Okay, so Tony Stark has gotten so paranoid about the Ghost coming after him he's taken to sleeping in his armour and nearly repulsors Jim Rhodes' head clean off and yeah, you could say he's really freaking out. After all--if Accutech's invention is destroyed or fails to make good, Stark's new business will implode right along with it. Meanwhile, the people who hired the Ghost, Roxxon, have decided the Ghost failed in his mission and has gone renegade, so they decide to cut ties with him.
But the Ghost doesn't play that, declares that he doesn't give a shit about how much money they will or won't pay him, his contract still stands, and should Roxxon decide to make this an issue, he'll come after them next. Roxxon decides they'll call in their backup.
Meanwhile, Stark is busy working on his armour, completely bugfuck paranoid. Rhodes worries about his friend and wouldn't you know it, things go from bad to worse, as there's an alarm right when Stark's been messing with his armour. Only one thing to do--Rhodey needs to get his red and gold suit (not used since #216 when he nearly got burned alive in it) and take the fight to the Ghost.
The Ghost, however, is already there and shoots Tony Stark dead. Except it's actually Spymaster, who manages to shut down the Ghost's systems just as Stark walks in. Spymaster, being unusually polite, tells Stark to piss off so he can put a round through the Ghost's skull. Stark weighs the pros and cons of this for a bit and decides to stop Spymaster from killing him. Spymaster and Stark have a gunfight for a bit while the Ghost reboots his armour and escapes.

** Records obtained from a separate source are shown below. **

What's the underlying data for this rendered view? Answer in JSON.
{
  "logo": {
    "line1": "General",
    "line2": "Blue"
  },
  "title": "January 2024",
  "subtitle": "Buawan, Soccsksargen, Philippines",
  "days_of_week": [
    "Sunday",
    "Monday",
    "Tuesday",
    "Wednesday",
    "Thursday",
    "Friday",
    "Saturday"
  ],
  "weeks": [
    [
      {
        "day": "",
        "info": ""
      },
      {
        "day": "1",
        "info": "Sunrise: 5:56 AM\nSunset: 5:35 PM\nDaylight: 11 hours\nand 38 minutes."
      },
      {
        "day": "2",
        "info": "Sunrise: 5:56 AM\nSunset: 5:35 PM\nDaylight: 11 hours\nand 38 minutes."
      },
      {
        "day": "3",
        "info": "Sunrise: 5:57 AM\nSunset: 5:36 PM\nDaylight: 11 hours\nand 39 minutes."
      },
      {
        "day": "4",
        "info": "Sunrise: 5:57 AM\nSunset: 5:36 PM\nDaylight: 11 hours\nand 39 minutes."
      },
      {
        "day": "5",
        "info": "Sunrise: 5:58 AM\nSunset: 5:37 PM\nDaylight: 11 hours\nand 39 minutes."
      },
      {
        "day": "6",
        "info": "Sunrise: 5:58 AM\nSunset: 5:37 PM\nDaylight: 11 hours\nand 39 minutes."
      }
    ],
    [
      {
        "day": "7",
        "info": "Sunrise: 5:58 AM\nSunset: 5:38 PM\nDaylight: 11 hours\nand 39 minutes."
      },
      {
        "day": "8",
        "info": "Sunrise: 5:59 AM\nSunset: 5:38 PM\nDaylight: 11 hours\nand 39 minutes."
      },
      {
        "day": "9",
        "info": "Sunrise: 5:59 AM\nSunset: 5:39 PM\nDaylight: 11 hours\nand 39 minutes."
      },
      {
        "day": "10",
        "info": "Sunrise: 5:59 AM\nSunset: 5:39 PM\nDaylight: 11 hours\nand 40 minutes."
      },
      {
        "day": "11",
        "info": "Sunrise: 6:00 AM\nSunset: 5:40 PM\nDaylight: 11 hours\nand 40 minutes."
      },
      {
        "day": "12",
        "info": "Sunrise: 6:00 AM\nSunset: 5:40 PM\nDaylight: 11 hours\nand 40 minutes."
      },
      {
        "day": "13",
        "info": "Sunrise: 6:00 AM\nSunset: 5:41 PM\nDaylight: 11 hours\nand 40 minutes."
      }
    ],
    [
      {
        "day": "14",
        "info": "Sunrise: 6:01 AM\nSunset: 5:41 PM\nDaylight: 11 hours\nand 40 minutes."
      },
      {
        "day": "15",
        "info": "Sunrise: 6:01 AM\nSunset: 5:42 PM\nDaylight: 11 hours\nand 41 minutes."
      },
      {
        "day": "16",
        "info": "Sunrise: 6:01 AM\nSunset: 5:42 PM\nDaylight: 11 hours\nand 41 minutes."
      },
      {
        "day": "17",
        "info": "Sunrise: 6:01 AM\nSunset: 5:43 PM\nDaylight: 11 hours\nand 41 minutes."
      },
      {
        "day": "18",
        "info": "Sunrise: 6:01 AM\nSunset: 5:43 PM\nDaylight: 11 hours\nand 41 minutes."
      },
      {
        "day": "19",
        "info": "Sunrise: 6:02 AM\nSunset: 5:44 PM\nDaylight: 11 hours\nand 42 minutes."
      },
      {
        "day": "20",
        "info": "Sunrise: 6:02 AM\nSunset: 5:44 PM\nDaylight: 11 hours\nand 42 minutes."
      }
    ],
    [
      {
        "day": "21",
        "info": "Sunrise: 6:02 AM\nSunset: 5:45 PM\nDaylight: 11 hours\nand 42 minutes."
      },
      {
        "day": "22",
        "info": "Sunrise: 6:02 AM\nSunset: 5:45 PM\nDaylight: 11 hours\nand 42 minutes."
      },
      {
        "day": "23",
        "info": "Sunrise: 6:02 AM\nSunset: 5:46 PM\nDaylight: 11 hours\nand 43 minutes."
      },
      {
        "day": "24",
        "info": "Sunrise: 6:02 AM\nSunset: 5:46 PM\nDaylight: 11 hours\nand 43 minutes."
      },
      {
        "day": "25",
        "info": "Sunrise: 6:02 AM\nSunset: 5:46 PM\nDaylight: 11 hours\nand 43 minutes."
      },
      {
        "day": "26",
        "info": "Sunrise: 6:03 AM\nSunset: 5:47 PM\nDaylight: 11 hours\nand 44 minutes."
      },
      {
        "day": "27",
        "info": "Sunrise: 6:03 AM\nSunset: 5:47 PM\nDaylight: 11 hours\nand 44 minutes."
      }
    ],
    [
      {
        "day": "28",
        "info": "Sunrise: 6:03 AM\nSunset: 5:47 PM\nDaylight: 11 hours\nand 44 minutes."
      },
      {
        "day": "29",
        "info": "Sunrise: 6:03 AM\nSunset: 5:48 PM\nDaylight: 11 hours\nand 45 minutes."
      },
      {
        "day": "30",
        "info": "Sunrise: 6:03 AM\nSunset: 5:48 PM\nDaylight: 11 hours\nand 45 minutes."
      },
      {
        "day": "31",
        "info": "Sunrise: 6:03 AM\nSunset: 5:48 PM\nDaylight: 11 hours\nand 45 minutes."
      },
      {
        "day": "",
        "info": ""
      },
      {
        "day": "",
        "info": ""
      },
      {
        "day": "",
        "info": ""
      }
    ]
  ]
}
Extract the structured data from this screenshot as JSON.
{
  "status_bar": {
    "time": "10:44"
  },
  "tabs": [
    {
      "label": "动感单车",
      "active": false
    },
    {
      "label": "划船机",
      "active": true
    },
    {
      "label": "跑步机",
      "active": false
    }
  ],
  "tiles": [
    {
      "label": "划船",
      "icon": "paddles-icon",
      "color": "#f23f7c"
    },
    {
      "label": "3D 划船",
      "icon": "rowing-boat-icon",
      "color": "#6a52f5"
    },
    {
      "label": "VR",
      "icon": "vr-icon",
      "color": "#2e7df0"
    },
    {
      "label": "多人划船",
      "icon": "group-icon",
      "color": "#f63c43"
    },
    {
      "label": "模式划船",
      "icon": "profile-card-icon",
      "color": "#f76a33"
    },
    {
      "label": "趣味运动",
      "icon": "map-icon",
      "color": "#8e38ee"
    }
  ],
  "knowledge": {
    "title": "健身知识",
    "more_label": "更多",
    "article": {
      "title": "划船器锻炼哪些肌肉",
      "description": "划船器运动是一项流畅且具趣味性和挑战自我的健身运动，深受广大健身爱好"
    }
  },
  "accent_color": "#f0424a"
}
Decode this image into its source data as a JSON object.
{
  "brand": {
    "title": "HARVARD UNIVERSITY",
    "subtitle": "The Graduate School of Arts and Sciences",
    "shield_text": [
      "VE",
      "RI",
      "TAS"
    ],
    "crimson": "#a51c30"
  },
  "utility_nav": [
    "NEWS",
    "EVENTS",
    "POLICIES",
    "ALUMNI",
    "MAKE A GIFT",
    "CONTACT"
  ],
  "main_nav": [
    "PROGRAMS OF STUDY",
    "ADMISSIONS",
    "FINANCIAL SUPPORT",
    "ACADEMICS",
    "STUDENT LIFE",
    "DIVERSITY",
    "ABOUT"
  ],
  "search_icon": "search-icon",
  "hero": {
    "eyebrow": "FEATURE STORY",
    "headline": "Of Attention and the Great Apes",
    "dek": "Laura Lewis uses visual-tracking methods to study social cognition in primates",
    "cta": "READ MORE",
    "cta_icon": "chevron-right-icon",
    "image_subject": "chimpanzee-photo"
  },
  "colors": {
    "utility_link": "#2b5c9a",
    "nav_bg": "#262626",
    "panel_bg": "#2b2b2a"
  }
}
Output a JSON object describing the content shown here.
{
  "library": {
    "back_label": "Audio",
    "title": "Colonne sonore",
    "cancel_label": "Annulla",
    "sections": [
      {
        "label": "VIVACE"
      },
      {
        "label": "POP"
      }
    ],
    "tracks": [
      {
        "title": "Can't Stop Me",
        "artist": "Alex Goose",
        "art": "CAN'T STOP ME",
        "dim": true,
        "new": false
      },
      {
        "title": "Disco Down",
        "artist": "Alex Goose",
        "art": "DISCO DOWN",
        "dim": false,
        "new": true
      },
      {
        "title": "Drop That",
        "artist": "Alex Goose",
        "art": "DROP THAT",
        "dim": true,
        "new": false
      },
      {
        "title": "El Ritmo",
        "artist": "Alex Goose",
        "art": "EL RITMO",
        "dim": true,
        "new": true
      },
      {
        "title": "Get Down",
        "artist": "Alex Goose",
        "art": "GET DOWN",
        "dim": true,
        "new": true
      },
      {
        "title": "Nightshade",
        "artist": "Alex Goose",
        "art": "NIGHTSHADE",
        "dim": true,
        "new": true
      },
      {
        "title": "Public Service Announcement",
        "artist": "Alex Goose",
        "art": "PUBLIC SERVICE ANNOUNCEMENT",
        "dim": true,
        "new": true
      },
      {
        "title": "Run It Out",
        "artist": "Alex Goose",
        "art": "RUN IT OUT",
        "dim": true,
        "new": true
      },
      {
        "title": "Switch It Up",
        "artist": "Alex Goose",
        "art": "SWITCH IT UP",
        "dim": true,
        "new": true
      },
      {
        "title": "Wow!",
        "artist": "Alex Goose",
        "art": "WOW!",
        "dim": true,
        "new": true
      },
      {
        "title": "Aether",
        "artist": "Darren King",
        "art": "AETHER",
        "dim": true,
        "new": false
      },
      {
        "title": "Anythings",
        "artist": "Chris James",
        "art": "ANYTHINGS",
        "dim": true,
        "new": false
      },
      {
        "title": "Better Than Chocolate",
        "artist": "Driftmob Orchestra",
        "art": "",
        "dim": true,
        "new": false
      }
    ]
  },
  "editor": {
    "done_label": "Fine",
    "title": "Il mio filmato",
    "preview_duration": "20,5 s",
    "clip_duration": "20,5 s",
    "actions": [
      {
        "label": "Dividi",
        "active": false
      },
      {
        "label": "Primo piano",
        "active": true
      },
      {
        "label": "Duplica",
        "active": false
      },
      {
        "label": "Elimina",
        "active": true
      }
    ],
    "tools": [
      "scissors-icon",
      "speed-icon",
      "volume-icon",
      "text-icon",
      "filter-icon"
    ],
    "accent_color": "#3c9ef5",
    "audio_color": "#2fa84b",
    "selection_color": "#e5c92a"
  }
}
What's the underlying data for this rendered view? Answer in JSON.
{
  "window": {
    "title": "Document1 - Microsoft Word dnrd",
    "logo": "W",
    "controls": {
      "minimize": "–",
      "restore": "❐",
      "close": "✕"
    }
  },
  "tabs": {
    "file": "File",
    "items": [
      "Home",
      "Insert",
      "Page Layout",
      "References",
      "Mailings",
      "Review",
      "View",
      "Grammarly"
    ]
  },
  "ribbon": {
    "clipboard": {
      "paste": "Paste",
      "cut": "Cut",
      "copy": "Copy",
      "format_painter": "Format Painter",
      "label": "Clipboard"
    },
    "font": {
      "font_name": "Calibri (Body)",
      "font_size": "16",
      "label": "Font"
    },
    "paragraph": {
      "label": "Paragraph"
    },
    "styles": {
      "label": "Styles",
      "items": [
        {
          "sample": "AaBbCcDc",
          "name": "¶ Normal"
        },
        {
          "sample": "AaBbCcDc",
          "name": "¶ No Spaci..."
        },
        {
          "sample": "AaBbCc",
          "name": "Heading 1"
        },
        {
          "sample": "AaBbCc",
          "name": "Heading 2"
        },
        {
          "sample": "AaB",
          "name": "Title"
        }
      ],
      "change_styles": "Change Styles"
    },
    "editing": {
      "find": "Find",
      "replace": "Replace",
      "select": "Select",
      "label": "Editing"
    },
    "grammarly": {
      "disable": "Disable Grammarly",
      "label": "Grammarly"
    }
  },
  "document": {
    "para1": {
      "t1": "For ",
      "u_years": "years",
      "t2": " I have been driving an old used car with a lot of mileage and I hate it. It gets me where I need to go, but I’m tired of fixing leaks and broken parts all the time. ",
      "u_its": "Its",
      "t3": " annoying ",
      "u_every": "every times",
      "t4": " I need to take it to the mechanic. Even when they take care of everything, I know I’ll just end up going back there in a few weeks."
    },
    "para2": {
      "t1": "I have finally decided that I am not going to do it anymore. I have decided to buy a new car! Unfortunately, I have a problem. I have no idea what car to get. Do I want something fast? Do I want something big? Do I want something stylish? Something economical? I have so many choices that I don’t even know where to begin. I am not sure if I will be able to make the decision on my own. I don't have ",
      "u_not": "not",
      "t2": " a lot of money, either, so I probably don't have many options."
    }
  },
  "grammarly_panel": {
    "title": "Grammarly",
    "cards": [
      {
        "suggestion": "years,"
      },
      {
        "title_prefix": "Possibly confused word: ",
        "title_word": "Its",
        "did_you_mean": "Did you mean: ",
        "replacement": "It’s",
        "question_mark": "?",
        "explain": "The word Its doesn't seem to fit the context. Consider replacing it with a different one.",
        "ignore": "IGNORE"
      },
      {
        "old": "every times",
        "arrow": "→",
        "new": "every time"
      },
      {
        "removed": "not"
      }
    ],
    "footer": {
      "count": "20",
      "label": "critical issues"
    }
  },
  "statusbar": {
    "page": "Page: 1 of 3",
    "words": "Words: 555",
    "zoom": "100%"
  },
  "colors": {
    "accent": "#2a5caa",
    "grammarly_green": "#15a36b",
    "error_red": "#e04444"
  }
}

Spymaster finds him and they have a shootout in the ladies' room, because well, why not? Stark runs into Spymaster and Rhodes runs into them both long enough to take a shot that would have killed Stark. Rhodes fesses up--after nearly dying in the suit last time, he can't really face putting on the suit again, so Stark, despite his opinion that "The suit symbolises a dark part of my life! A part that's over! It symbolizes the past" (no, really, that hammy and everything) finally says "Screw that" and suits up to fight Spymaster and the Ghost. Spymaster is taken out of the fight pretty early, but the Ghost clips on an intangibility doodad and seems to be leading him to safety.
Only he's not really. In one of the most fucked-up terminations of a character I've ever seen, the Ghost lets Spymaster crawl halfway through a wall and pulls his intangibility device off right in front of him, and, as The Official Handbook of Marvel Universe has informed me on multiple occasions, this kills Spymaster instantly due to fatal molecular disruption. The Ghost leaves a message that Stark shouldn't have saved him, because now he's really pissed off.
To be concluded . . .right here!
The middle part of the first Ghost trilogy is a really good bit that ramps up the tension to a fever pitch, features a kinda cool gimmick (here's Stark back in the old suit!) and really sells the Ghost as more than a good gimmick and a cool costume--his total disdain for money and his outright sadism (seriously, that shit with Spymaster is ice fucking cold, really) We also get some follow-up with Rhodes nearly being killed at the beginning of Layton and Michelenie's second run on the book and why he demurs from wearing the armour (this will, of course, change later on) and it all hums along with some real unflagging energy.